By The Associated Press
CHICAGO (AP) — The effort to reduce the population at Cook County Jail to slow the spread of the coronavirus hit another snag when the sheriff announced that he has run out of electronic monitoring bracelets that defendants wear when they’re placed on home confinement.
The sheriff’s department said Thursday that the lack of the bracelets will mean that defendants who might otherwise have been sent home will have to remain in jail, where hundreds of detainees and staffers have been infected by the virus in recent weeks.

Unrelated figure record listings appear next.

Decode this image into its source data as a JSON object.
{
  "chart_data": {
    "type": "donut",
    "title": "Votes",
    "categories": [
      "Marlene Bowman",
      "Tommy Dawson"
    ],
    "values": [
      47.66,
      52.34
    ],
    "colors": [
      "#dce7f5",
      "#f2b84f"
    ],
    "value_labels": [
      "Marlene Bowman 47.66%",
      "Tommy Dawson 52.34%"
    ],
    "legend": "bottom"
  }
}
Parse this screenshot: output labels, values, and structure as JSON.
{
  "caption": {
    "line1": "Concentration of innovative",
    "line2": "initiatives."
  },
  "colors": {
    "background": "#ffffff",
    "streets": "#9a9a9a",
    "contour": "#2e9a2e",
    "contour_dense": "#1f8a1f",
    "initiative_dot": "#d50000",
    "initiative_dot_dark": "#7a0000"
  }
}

The lack of bracelets “threatens to undo the successes we have achieved in slowing the spread of the virus,” said jail spokeswoman Sophia Ansari.
Judges, attorneys and the sheriff’s office have been scrambling to get as many non-violent offenders out of jail as quickly as possible — an effort that has seen its population shrink from about 5,400 in late March to just over 4,000 this week.
The announcement comes at a particularly difficult time because, like other jails around the country, Cook County Jail typically sees its population climb when the weather gets warmer and the number of arrests climb.
Sharlyn Grace, executive director of the Chicago Community Bond Fund, a nonprofit that posts bond for destitute detainees, said something must be done.
“Given the consequences right now of people being jailed, we can’t allow a supply issue to be putting people at risk of getting sick, or death,” Grace said, adding that there are about 500 detainees who, if they were able to post bond and ordered on electronic monitoring, would have to stay in jail.
Sheriff Tom Dart, whose office runs the jail, has long expressed concern about the electronic monitoring program and his office’s ability to monitor defendants facing serious charges. His concerns have only grown now that the supply of bracelets run out.
“We have been at, or exceeding, capacity in EM for some time. However, this capacity has now formally asserted itself,” he wrote in a letter to county officials..
Dart urged the county’s criminal justice system to come up with a process that would remove defendants from electronic monitoring after a certain period so that the bracelets could be used by other jail detainees.
Chief Judge Timothy Evans’ spokeswoman said that judges would be willing to work with attorneys to identify defendants who were issued the monitoring bracelets before the pandemic to determine which ones can give them up so they can be used by other defendants.
“This is obviously a concern,” spokesman Pat Milhizer said in a statement, “given that the use of electronic monitoring has helped reduce the jail population before and during the pandemic.”